A famous media celebrity launches a political campaign based on empty slogans and slandering his opponent.  This celebrity is quick tempered with an enormous ego.  Sound familiar?  Actually it’s the 1992 Tim Robbins’ fake documentary “Bob Roberts” and worth seeing now in the light of recent events.

Saturday, November 19, 2016


Before Nov. 8 we thought we were peering into the abyss, but on Tuesday “we fell into the abyss,” said journalist Moustafa Bayoumi Wednesday afternoon at the University of Minnesota Provost’s conversation in Coffman Memorial Union.

“The election was a catastrophe of global and epic proportions, especially for foreign policy,” said Bayoumi, who has served on the American Studies Association's National Council and currently teaches English at Brooklyn College.

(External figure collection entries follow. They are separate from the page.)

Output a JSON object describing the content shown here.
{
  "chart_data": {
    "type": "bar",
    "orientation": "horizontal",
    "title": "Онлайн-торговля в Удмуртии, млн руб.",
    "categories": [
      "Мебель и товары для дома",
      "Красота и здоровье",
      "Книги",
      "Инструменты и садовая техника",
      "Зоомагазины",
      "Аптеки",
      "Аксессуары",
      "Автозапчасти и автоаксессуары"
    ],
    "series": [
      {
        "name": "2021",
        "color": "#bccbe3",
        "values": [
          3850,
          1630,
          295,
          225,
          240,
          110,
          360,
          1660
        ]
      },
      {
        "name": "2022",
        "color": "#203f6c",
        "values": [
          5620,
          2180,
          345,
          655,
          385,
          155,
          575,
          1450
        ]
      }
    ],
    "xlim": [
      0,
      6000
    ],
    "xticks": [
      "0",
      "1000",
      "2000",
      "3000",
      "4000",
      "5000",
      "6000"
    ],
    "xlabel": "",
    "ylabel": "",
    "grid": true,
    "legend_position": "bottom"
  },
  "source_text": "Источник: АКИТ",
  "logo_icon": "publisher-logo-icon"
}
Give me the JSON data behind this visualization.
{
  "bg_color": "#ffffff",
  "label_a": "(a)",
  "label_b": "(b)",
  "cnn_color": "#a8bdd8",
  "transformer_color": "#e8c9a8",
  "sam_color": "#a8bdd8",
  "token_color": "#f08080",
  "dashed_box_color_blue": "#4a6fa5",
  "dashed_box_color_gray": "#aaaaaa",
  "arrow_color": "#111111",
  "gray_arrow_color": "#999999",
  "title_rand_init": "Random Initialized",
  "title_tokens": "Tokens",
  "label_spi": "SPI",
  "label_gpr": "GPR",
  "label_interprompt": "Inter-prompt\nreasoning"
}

Trump-land “is not the country I want to live in.  I want a pluralistic society that demands cooperation,” he added.  There’s a lot to deplore out there including Steve Bannon and Frank Gaffney but maybe we can agree to support the Native Americans in their fight against the Keystone Pipeline and Ms. Levy-Pounds for Minneapolis mayor.  Also, the Minnesota Interfaith Alliance on Gun Safety is worth our efforts. 

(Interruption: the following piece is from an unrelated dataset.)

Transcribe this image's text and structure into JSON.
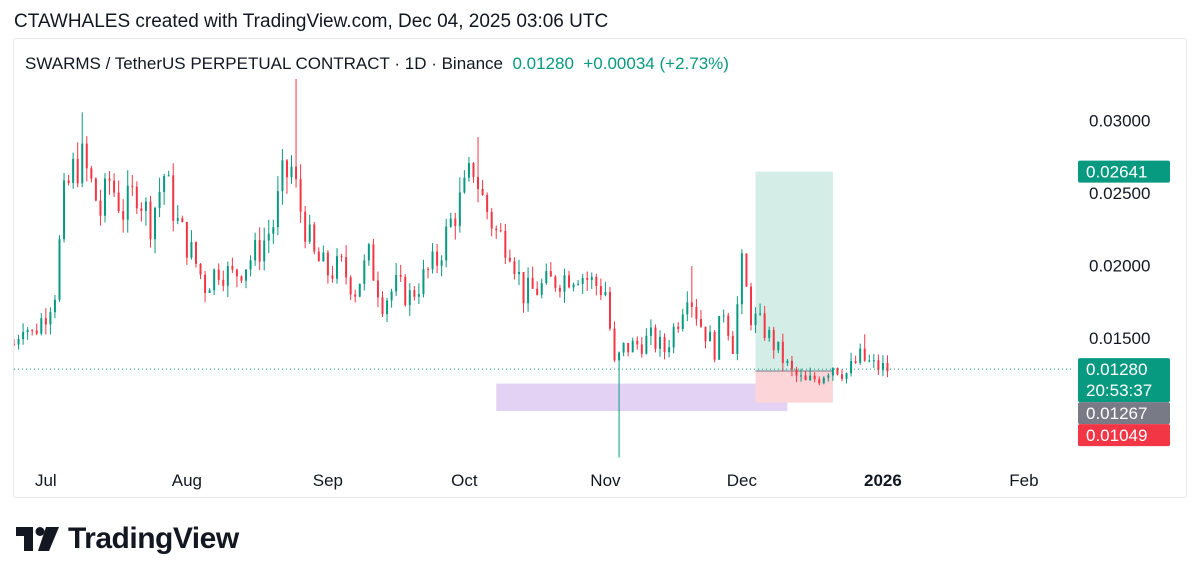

Bayoumi is a journalist whose work has appeared in The Nation, The London Review of Books, and The Village Voice, Moustafa Bayoumi has served on the American Studies Association's National Council and currently teaches English at Brooklyn College. In eye-opening lectures based on his award-winning book “How Does It Feel to Be a Problem?”, he highlights challenges facing young Arab- and Muslim-Americans today.

Monday, November 14, 2016

Carnival of Souls and Spellbound

There are a few times in my life when I feel like the church organist in “Carnival of Souls” being chased by zombies and now is one of them.  Other incidents in my life when I was a bit paranoid were the three years I worked for the Grain Exchange and the four years I lived in Boise.
Sad to say, the church organist couldn’t escape the zombies.  They done her in.  So when a friend called last night to suggest I watch someone from the Trump group on “60 Minutes” I said “no.”  I’ll catch that act at the State Fair Midway’s freak show in August.
Mrs. Trump looks and talks like Ingrid Pitt in the Hammer gothic horror “The Vampire’s Daughter.”  Let me know when apocalypse arrives or is it here?

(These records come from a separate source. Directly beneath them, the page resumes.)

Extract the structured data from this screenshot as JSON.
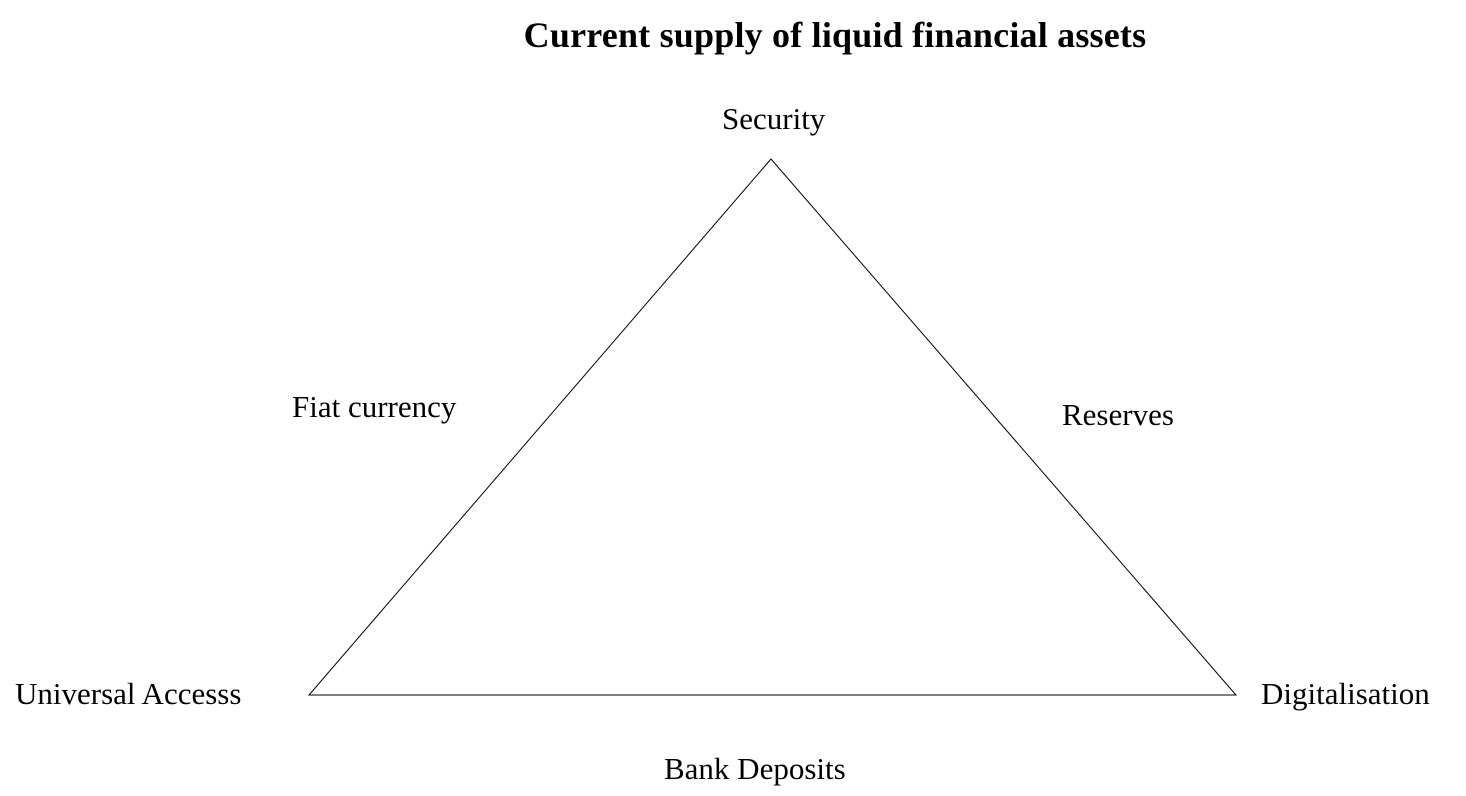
{
  "title": "Current supply of liquid financial assets",
  "vertices": {
    "top": "Security",
    "bottom_left": "Universal Accesss",
    "bottom_right": "Digitalisation"
  },
  "edges": {
    "left": "Fiat currency",
    "right": "Reserves",
    "bottom": "Bank Deposits"
  },
  "colors": {
    "line": "#000000",
    "background": "#ffffff"
  }
}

To understand what University of Minnesota art professor David Feinberg is doing with the Voice to Vision project you need to see Hitchcock’s forties thriller “Spellbound.”  Focus on the Salvador Dali hallucination where the Gregory Peck character sees art that shows the nightmare he represses from a childhood accident.
V to V particpants use art to form a collage that helps define the terrors they experienced in the Holocaust or similar homeland depravity they escaped.

Feinberg spoke Friday night at a meeting of Or Emet Jewish Humanist Congregation at the St. Louis Park JCC. 

Monday, November 07, 2016


Before Trump, America’s most notorious died blond was villain wrestler Gorgeous George who was resplendent in a pink fuzzy robe entering the ring before gouging the eyes of his opponent.  I traveled down that rode lat night via YouTube and watched the Gorgeous one strut his stuff in the Chicago Inernational Arena.  In the Zarkin household, we gathered around the Arvin with our TV dinners to see this permanent wave get mussed up.

Saturday night was eagerly anticipated with KHQ/NBC showing kinescopes of Your Hit Parade.  The episode from 1956 featured Dorothy Collins singing “The Wayward Wind” on a train.  YHP did pantomimes to illustrate the hit songs, but they were annoying.  Collins number would have worked better if she was hanging onto a tree in a Florida hurricane.  The number one hit was the theme from “Picnic” that week and that was handled by the dancers.  Other singers on the show were Snooky Lansen, Gisele McKenzie and Russell Arms.  Raymond Scott led the orchestra.


Continuing in the retro mode, last night I watched the 1950 Studio One “Wuthering Heights” with Charles Heston and others eating up the scenery.  I continue in the Heston vintage performances today with “Ben Hur” at the Heights Theater.  Studio One Westinghouse spokesperson Betty Furness was pushing a B&W TV that could be converted to color with an adapter in 1950.  Seems suspicious to me.